If we were to suppose the opposite that the souls of the Saints who are close to God, do not have the ability to learn of what is happening on earth since they are not present everywhere. This would be like accepting that even though they are close to God, they are in a much worse position than when they were on the earth where with their deteriorating human flesh they perceived supernatural revelations and had the gift of clear sightedness. Is this then not blasphemy against the Holy Spirit?
We do not know by which means the Virgin Mary and the Saints are informed of our prayers. What we do know with absolute certainty from the Word of God is that they pray for us and that their prayers reach God. Furthermore, the Orthodox Church teaches that all who are Christians (in the Militant Church), together with all the Saints (in the Triumphant Church), are joined to the Body of Christ (Eph 5:30). Each one of us, not just because we regard ourselves as Orthodox Christians, constitutes a living cell of the Body of Christ and consequently, one belongs to the other, and can and must express by every means this brotherly bond.
It is because of this tender brotherly bond of the Holy people that the population of an entire city is saved, (Joshua 11: 8-9). However, "charity never fails" (1 Cor 13:8), and it will not cease to exist. This tender bond of brotherly love binds us all, with all the Saints, with the entire Church.

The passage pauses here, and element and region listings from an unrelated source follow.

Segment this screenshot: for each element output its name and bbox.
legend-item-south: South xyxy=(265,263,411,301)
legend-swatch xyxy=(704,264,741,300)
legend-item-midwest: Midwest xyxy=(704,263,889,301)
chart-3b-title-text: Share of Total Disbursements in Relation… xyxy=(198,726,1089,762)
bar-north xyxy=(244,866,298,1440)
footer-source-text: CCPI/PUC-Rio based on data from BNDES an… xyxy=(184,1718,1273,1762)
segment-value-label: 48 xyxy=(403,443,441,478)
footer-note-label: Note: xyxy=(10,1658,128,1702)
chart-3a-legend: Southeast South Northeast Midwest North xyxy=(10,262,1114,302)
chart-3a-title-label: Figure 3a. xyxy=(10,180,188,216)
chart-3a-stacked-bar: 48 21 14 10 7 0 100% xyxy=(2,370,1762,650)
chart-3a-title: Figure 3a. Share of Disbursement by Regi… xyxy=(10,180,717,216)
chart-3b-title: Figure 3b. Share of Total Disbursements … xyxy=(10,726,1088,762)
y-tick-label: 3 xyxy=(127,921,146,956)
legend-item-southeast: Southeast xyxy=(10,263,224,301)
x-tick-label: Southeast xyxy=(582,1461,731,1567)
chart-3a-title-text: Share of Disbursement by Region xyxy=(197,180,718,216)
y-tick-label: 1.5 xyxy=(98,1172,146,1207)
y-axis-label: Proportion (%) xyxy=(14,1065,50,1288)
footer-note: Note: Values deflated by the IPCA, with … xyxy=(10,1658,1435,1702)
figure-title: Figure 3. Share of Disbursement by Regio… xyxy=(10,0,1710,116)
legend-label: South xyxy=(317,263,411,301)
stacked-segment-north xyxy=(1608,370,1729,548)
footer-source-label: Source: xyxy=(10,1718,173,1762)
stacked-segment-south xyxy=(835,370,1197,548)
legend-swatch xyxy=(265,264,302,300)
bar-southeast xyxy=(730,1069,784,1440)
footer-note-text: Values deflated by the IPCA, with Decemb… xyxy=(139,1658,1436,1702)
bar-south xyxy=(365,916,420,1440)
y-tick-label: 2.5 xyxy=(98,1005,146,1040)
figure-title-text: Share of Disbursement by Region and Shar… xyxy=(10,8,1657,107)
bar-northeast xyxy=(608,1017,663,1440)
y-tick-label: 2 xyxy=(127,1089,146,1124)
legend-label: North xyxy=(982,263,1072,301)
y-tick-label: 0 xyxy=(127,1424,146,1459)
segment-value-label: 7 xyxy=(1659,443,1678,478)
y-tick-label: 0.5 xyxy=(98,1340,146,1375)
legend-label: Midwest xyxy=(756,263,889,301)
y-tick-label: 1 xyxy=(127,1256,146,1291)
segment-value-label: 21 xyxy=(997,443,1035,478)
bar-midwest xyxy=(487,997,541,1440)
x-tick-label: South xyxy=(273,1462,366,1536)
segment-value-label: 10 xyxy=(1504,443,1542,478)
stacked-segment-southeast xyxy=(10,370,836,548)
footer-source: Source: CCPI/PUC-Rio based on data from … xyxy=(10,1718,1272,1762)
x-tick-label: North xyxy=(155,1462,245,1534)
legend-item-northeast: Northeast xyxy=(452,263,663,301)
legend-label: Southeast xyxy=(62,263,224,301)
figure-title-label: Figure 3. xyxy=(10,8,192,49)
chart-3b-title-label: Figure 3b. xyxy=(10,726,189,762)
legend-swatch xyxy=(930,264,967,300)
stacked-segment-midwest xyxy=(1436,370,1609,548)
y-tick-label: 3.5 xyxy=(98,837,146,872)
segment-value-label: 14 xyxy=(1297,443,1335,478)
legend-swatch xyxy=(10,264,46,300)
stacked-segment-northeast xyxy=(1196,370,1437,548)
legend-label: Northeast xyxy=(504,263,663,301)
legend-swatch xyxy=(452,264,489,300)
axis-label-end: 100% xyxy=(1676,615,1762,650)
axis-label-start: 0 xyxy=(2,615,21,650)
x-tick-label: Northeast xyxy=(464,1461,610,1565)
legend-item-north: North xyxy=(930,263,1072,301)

One beautiful scene of the Revelation depicts the close connection of the Saints with the members of the Militant Church. In this scene, St John records, "I saw under the altar the souls of them that were slain for the word of God, and for the testimony which they held. And they cried with a loud voice, saying, how long O Lord, holy and true, do You not judge and avenge our blood on them that dwell on the earth? And white robes were given to every one of them; and it was said to them that they should rest yet for a little season, until their fellow-servants also and their brethren, that should be killed as they were, should be fulfilled" (Rev 6:9-11). This moving scene shows just how united the Saints are with us, and how much they participate "in our happiness and sorrow" as they mediate for us before the throne of God (also refer to Luke 15: 7).
This close bond of love is evident in the most sacred part of the Divine Liturgy, which says, "Especially for our most Holy Virgin Mary", and "Having commemorated all the Saints, again and again... Let us commend ourselves and one another and our whole life to Christ our Lord".
"Thus, since all the Saints have been commemorated at the end of the bloodless Sacrifice... in particular the most Holy Virgin Mary... let us entrust ourselves with whole-hearted confidence, let us entrust each other and the whole of our lives to Christ, our true God.